Processo RGE 6527/2008: 2.256 inserções
Assessoria de Imprensa ALESP: 2.068 inserções
Fundação Pe Anchieta: 2.350 inserções
Depto Comunicação ALESP: 2.263 inserções

Logicamente o número de boletins gravados influi diretamente no valor total do contrato; o que prova que a ALESP pagou por inserções jornalísticas não realizadas.

Além disso, na licitação para a escolha da produtora que executaria os boletins, duas das empresas que participaram apresentaram indícios de estarem trabalhando em “parceria” para que uma delas vencesse e ambas oriundas de um mesmo conglomerado: a Rentalcine.
A empresa vencedora da licitação foi a América Produções e Eventos S/C Ltda
Segundo apurado pela imprensa, de acordo com funcionários da ALESP e da própria América, Giovani Favieri é o real dono da empresa e quem dita as ordens por lá.
O representante legal da América, sr Claudinei Eufrásio Barbosa, foi diretos financeiro da NDEC (agência de publicidade de Favieri envolvida no desvio milionário em MS).

Fiz uma representação à Procuradoria Geral de Justiça do Estado por crimes de responsabilidade e de improbidade administrativa; junto com os colegas deputados Carlos Giannazi, Pedro Tobias.
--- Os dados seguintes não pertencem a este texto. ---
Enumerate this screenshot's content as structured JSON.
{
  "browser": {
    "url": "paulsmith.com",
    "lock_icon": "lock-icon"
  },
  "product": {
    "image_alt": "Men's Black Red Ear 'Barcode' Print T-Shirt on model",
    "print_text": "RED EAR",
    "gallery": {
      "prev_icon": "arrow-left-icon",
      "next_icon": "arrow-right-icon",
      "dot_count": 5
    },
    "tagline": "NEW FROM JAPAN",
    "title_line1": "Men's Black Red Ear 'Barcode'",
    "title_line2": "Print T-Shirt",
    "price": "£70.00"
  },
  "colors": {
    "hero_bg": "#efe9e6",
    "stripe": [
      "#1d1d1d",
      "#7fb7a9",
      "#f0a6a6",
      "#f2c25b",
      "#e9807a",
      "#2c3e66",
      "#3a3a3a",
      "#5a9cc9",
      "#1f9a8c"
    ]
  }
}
José Zico Prado e Luis Carlos Gondim.

Paralelamente, o MP abriu investigações sobre os publicitários Armando Peralta Barbosa e Giovani Favieri (ambos com ligações com partidos políticos e o Governo Federal).
Favieri foi acusado de participar num suposto desvio de 30 milhões do governo do MS e é dono da Rentalcine (que venceu a licitação na ALESP em setembro de 2010, acima mencionada).
Esse contrato de digitalização do acervo custou R$7,6 milhões à ALESP.
Favieri é réu em ação civil do MP por participar de desvio de 30 milhões em esquemas na área de publicidade estatal.

Na semana passada, Mônica Moura (em delação premiada) revelou ter recebido pelo menos 200 mil diretamente das mãos se Favieri. Ele é reu (novamente) em ação penal na Lava Jato acusado de ser receptor de empréstimo fraudulento feito por José Carlos Bumlai.
Favieri é alvo de investigações, mas acumula mais de 23 milhões em contratos com a ALESP desde 2009. Sua empresa recebeu a maior quantia das despesas da Campanha do Haddad no ano passado (3,5 milhões, 22% dos gastos de campanha).

Será que agora, finalmente, alguma ação será tomada por parte da Justiça para que esse caso seja esclarecido e o Estado possa reaver os valores pagos indevidamente?